The motion court properly denied plaintiffs' motion for partial summary judgment on their causes of action for breach of warranty of habitability (second), breach of the covenant of quiet enjoyment (third), eviction (sixth), and negligence under the theory of res ipsa loquitur (eighth). The record presents triable issues of fact as to defendant cooperative's liability for causing the damage to plaintiffs' apartment and for failing to make the required repairs in a timely manner (see e.g. Granirer v Bakery, Inc., 54 AD3d 269 [2008]; Jackson v Westminster House Owners Inc., 24 AD3d 249 [2005], lv denied 7 NY3d 704 [2006]; Barash v Pennsylvania Term. Real Estate Corp., 26 NY2d 77, 82-83 [1970]).
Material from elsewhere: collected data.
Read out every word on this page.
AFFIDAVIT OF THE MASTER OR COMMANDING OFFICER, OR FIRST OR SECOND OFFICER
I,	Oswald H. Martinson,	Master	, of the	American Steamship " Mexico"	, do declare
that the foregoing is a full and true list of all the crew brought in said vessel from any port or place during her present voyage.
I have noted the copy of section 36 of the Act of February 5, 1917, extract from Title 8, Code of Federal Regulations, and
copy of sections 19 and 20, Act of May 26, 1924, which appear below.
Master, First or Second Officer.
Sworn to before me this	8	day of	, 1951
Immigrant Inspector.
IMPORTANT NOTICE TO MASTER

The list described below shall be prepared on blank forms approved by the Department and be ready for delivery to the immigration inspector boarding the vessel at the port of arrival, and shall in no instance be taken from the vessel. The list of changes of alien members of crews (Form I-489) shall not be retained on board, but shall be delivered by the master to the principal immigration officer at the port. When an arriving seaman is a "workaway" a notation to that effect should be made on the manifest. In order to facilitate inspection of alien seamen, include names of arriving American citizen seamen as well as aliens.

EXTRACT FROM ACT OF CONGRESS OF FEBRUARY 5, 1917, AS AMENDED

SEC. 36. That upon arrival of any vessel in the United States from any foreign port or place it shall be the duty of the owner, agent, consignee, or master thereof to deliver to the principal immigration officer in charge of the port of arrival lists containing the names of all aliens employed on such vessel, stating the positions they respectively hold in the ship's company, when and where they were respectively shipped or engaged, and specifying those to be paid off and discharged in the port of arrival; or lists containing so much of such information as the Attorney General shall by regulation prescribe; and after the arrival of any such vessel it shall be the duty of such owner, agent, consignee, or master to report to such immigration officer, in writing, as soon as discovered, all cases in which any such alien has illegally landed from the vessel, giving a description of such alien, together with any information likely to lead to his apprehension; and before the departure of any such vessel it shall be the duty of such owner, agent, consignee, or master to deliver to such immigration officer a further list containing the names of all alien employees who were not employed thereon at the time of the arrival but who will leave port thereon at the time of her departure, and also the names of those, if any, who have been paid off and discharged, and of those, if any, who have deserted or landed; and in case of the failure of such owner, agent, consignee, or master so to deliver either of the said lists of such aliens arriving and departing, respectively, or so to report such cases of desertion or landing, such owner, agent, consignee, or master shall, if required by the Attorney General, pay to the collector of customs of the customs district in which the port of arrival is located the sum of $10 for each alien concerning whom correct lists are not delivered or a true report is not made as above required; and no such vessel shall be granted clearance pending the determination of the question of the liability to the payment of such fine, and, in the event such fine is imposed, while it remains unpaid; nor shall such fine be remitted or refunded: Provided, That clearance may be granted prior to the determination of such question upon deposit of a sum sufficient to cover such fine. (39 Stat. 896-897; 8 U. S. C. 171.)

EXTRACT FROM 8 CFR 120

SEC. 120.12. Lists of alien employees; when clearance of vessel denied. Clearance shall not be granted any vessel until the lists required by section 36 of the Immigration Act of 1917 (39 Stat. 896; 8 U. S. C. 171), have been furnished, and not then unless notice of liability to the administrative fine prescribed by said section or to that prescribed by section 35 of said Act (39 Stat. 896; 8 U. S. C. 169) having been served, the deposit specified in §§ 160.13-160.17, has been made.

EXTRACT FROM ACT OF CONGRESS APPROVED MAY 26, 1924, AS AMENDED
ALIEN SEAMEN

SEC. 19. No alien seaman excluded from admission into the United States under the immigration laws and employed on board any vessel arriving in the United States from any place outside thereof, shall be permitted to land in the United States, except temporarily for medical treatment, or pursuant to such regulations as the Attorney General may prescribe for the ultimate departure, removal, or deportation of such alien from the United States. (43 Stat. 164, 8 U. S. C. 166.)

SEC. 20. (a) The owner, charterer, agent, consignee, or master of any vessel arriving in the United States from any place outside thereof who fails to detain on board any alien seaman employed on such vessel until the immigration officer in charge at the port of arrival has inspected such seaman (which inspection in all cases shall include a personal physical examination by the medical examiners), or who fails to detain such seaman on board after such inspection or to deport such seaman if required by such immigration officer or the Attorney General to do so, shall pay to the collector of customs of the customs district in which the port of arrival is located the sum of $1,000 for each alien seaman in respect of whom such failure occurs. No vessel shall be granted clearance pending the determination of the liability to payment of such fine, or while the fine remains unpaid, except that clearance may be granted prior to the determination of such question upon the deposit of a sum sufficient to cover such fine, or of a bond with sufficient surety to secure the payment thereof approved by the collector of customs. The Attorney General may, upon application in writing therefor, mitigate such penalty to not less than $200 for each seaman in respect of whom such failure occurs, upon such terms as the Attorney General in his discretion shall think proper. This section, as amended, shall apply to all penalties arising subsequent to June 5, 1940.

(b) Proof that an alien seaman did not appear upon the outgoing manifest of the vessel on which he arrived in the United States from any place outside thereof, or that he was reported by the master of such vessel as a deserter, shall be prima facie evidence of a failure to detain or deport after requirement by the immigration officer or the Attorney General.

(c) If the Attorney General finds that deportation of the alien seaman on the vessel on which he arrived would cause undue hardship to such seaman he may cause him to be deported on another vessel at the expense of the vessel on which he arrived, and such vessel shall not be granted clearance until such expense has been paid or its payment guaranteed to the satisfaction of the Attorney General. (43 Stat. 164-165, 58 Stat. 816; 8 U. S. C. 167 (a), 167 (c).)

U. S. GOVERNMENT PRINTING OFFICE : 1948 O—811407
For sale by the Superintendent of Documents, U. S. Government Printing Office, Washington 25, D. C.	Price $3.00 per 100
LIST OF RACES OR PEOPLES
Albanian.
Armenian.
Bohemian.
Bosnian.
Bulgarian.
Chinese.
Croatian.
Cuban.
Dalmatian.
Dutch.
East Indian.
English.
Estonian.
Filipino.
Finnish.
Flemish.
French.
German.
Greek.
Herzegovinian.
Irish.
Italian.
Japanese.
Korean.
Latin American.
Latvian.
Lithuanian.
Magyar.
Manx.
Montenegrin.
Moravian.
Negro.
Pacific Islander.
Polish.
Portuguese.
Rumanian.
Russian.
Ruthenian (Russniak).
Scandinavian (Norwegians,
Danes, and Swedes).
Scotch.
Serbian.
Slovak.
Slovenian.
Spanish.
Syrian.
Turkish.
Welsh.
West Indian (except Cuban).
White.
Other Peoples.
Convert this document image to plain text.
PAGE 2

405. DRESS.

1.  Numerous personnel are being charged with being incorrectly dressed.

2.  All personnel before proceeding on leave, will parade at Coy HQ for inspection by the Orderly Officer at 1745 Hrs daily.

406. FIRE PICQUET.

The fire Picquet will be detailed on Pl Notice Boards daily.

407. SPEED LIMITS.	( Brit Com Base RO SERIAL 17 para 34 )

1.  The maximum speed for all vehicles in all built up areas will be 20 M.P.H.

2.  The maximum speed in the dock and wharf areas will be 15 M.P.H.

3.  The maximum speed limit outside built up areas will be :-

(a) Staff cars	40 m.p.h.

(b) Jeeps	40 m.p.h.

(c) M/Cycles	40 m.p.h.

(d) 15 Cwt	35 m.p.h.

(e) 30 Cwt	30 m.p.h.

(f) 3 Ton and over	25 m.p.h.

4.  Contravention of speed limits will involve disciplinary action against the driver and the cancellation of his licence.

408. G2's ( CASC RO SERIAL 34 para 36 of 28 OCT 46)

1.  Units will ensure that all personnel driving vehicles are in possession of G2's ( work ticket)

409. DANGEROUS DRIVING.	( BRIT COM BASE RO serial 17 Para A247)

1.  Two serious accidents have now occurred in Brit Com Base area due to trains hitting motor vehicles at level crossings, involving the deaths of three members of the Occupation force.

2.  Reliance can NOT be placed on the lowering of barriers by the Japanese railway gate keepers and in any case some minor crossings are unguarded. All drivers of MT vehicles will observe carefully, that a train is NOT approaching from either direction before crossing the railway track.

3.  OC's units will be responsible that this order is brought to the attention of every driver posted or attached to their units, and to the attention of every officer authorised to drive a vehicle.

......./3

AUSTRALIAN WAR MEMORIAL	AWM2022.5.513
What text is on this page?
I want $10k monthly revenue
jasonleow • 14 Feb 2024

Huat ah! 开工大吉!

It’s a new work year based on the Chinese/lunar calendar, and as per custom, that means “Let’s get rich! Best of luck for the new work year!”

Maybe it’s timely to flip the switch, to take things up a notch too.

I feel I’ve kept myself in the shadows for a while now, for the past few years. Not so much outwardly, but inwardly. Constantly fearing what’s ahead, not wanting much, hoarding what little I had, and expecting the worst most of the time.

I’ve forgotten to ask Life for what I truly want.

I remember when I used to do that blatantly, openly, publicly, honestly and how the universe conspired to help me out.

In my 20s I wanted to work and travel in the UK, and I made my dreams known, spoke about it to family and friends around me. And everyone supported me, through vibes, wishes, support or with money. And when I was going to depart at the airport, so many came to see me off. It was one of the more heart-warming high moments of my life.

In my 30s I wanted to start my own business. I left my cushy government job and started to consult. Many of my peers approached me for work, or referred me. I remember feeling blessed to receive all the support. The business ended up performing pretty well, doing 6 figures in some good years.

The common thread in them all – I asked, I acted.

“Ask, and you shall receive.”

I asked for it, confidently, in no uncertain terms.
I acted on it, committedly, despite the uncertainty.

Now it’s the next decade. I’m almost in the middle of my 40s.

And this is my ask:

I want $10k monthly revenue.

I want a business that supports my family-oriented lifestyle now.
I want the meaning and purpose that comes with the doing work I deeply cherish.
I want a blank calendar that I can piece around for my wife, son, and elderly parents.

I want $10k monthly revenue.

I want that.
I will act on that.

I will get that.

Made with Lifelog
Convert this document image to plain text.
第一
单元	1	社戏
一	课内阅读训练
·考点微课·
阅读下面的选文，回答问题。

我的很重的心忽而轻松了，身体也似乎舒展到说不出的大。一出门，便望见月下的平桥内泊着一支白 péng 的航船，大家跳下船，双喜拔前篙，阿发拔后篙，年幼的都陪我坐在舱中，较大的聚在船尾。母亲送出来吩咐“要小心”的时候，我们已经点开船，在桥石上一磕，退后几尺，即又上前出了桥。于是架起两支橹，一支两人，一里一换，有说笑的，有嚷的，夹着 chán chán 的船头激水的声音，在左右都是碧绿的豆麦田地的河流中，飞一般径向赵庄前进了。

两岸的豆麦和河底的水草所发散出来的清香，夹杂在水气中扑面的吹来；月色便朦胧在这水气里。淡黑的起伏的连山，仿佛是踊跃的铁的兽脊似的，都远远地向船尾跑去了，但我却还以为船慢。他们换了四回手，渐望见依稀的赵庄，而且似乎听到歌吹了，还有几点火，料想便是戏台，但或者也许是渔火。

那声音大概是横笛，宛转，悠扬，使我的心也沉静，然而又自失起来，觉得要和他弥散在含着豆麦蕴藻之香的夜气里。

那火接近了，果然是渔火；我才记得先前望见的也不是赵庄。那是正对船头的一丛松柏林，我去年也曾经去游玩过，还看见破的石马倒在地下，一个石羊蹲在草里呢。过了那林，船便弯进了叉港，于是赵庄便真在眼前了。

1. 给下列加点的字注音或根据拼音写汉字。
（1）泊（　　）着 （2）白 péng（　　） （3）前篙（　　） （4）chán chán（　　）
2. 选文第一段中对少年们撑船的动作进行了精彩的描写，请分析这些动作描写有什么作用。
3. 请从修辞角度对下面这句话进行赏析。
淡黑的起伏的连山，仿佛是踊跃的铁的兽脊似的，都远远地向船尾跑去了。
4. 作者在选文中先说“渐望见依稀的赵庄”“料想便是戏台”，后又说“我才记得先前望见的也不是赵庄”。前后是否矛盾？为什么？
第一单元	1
However, the evidence is clear that the apartment in its present condition cannot be safely inhabited, and thus, plaintiff Goldstone is entitled to a 100% abatement of her maintenance, as authorized by the proprietary lease (see Granirer, 54 AD3d at 270). We reject the argument that plaintiffs' acceptance of advance payments from defendant's insurer, which they applied to their alternate living expenses, constituted an election of remedies which waived their entitlement to this abatement. There is no evidence of such an election, particularly since plaintiffs have agreed to deduct the amount of all such advance payments from their eventual recovery from that insurer (see Prudential Oil Corp. v Phillips Petroleum Co., 418 F Supp 254, 257 [1975]; cf. Frame v Horizons Wine & Cheese, 95 AD2d 514, 519 [1983]). [*2]

We have considered plaintiffs' remaining contentions and find them unavailing. Concur—Tom, J.P., Sweeny, Moskowitz, DeGrasse and Manzanet-Daniels, JJ. [Prior Case History: 2010 NY Slip Op 30106(U).]